RON SEELY | Wisconsin State Journal
The state Department of Natural Resources is proposing a quota that could see hunters kill between 142 and 233 wolves out of a statewide population of about 1,000 in a fall hunting season that will come just months after the animal was removed from the federal endangered species list.
“I’m personally very comfortable that there is nothing we are proposing that will harm our wolf population in any sustainable sense,” said Tom Hauge, director of the agency’s Bureau of Wildlife Management, in announcing much anticipated details of the controversial hunt Wednesday.
The agency is required to set up the hunt because of legislation passed earlier this year by the state Legislature. That bill put some details in place that cannot be changed, even by DNR professionals. The season, for example, has to be five months long, beginning Oct. 15. Hunters must be allowed to shoot and trap wolves. They must be allowed to hunt at night with lights and also be able to use dogs. And they must be allowed to bait wolves.
Left to the DNR wildlife managers are details such as how many wolves will be killed and a plan to shut down the hunt when quotas are reached. Hauge said the agency tried to be very conservative in setting quotas by using last year’s population numbers and by setting a success rate of 20 percent for the hunt, meaning that the agency anticipates 20 percent of hunters who buy a license will kill a wolf. Success rates in western states with wolf hunts are in the single digits, Hauge said.
At that success rate, Hauge said, and assuming the final quota statewide is between 142 and 233 wolves, the agency could issue a total of as many as 1,165 wolf hunting licenses. Licenses will cost $100 for residents and $500 for non-residents, plus a $10 application fee.
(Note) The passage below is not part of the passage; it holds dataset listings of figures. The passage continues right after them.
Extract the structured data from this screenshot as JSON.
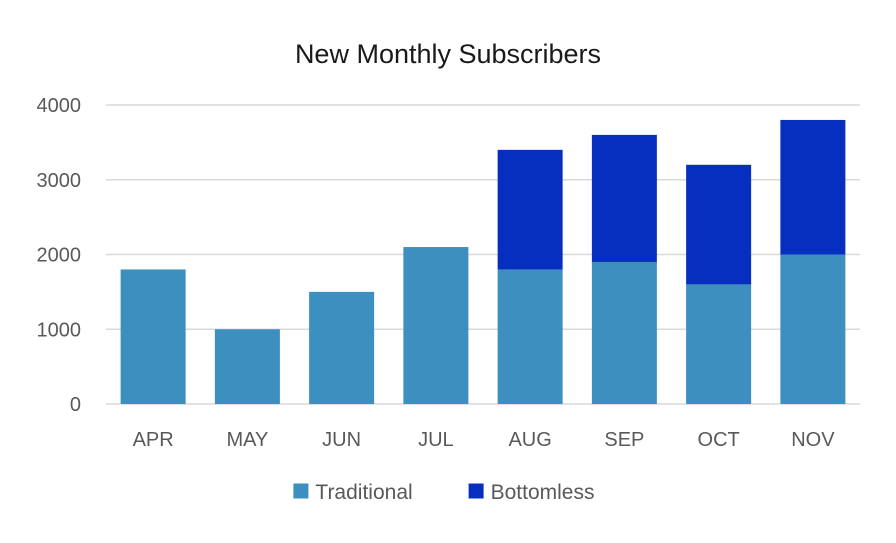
{
  "chart_data": {
    "type": "bar",
    "stacked": true,
    "title": "New Monthly Subscribers",
    "xlabel": "",
    "ylabel": "",
    "categories": [
      "APR",
      "MAY",
      "JUN",
      "JUL",
      "AUG",
      "SEP",
      "OCT",
      "NOV"
    ],
    "series": [
      {
        "name": "Traditional",
        "color": "#3d8fbf",
        "values": [
          1800,
          1000,
          1500,
          2100,
          1800,
          1900,
          1600,
          2000
        ]
      },
      {
        "name": "Bottomless",
        "color": "#062fbf",
        "values": [
          0,
          0,
          0,
          0,
          1600,
          1700,
          1600,
          1800
        ]
      }
    ],
    "ylim": [
      0,
      4000
    ],
    "yticks": [
      "0",
      "1000",
      "2000",
      "3000",
      "4000"
    ],
    "ytick_values": [
      0,
      1000,
      2000,
      3000,
      4000
    ],
    "grid": true,
    "legend_position": "bottom"
  }
}
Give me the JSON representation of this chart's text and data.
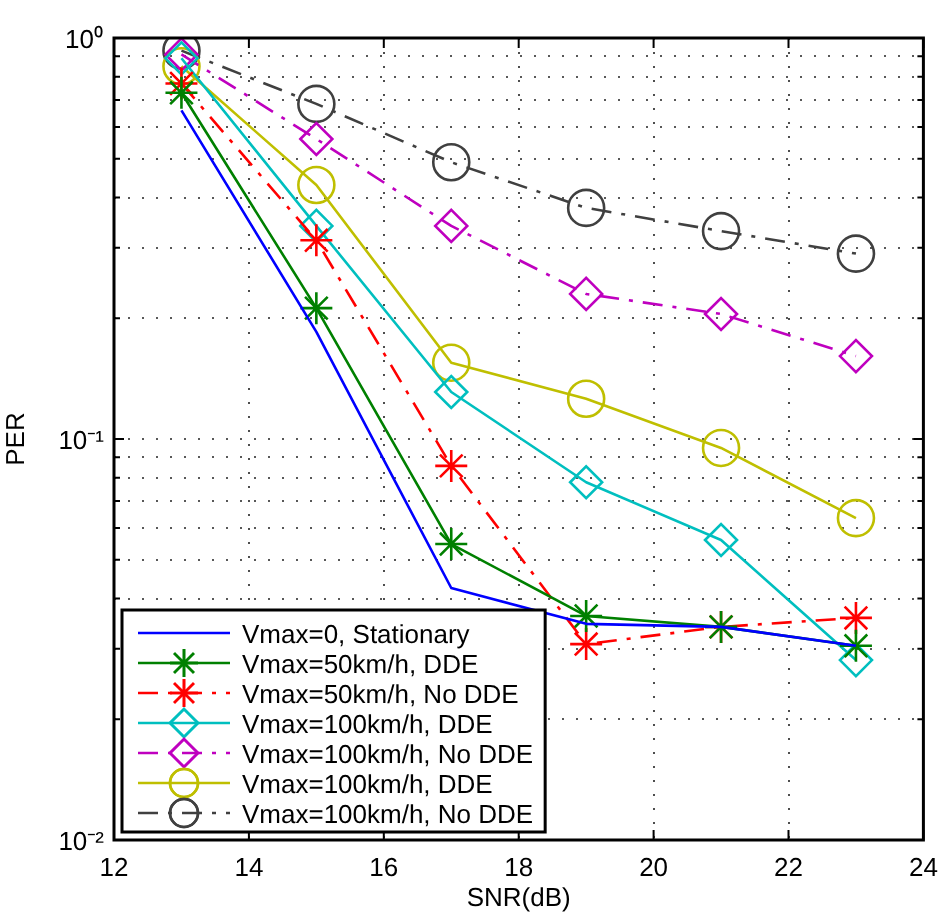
{
  "chart_data": {
    "type": "line",
    "xlabel": "SNR(dB)",
    "ylabel": "PER",
    "log": "y",
    "grid": true,
    "legend": "bottom left",
    "xlim": [
      12,
      24
    ],
    "xticks": [
      12,
      14,
      16,
      18,
      20,
      22,
      24
    ],
    "ylim": [
      0.01,
      1
    ],
    "yticks": [
      {
        "value": 0.01,
        "label": "10⁻²"
      },
      {
        "value": 0.02,
        "label": null
      },
      {
        "value": 0.03,
        "label": null
      },
      {
        "value": 0.04,
        "label": null
      },
      {
        "value": 0.05,
        "label": null
      },
      {
        "value": 0.06,
        "label": null
      },
      {
        "value": 0.07,
        "label": null
      },
      {
        "value": 0.08,
        "label": null
      },
      {
        "value": 0.09,
        "label": null
      },
      {
        "value": 0.1,
        "label": "10⁻¹"
      },
      {
        "value": 0.2,
        "label": null
      },
      {
        "value": 0.3,
        "label": null
      },
      {
        "value": 0.4,
        "label": null
      },
      {
        "value": 0.5,
        "label": null
      },
      {
        "value": 0.6,
        "label": null
      },
      {
        "value": 0.7,
        "label": null
      },
      {
        "value": 0.8,
        "label": null
      },
      {
        "value": 0.9,
        "label": null
      },
      {
        "value": 1,
        "label": "10⁰"
      }
    ],
    "x": [
      13,
      15,
      17,
      19,
      21,
      23
    ],
    "series": [
      {
        "name": "Vmax=0, Stationary",
        "color": "#0000ff",
        "marker": "none",
        "line_style": "solid",
        "values": [
          0.66,
          0.185,
          0.0425,
          0.0346,
          0.034,
          0.0305
        ]
      },
      {
        "name": "Vmax=50km/h, DDE",
        "color": "#008000",
        "marker": "cross",
        "line_style": "solid",
        "values": [
          0.73,
          0.212,
          0.0547,
          0.0362,
          0.034,
          0.0305
        ]
      },
      {
        "name": "Vmax=50km/h, No DDE",
        "color": "#ff0000",
        "marker": "cross",
        "line_style": "dashed",
        "values": [
          0.77,
          0.313,
          0.0857,
          0.0308,
          0.034,
          0.0358
        ]
      },
      {
        "name": "Vmax=100km/h, DDE",
        "color": "#00bfbf",
        "marker": "diamond",
        "line_style": "solid",
        "values": [
          0.89,
          0.34,
          0.131,
          0.078,
          0.056,
          0.0281
        ]
      },
      {
        "name": "Vmax=100km/h, No DDE",
        "color": "#bf00bf",
        "marker": "diamond",
        "line_style": "dashed",
        "values": [
          0.91,
          0.56,
          0.34,
          0.23,
          0.205,
          0.161
        ]
      },
      {
        "name": "Vmax=100km/h, DDE",
        "color": "#bfbf00",
        "marker": "circle",
        "line_style": "solid",
        "values": [
          0.85,
          0.43,
          0.155,
          0.126,
          0.095,
          0.0635
        ]
      },
      {
        "name": "Vmax=100km/h, No DDE",
        "color": "#404040",
        "marker": "circle",
        "line_style": "dashed",
        "values": [
          0.93,
          0.685,
          0.49,
          0.377,
          0.33,
          0.29
        ]
      }
    ]
  }
}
The DNR’s plan calls for three wolf hunting zones with different quotas in each. The three zones include a primary core area where the fewest number of wolves would be killed, a secondary management area on the fringe of the forested regions where a moderate number of animals would be killed, and so-called “unsuitable” areas in the northeastern and northwestern part of the state as well as southern Wisconsin where the largest numbers of wolves would be killed.
“I don’t know that we’re talking about eliminating wolves in those areas,” Hauge said, “but we don’t want to favor them either.”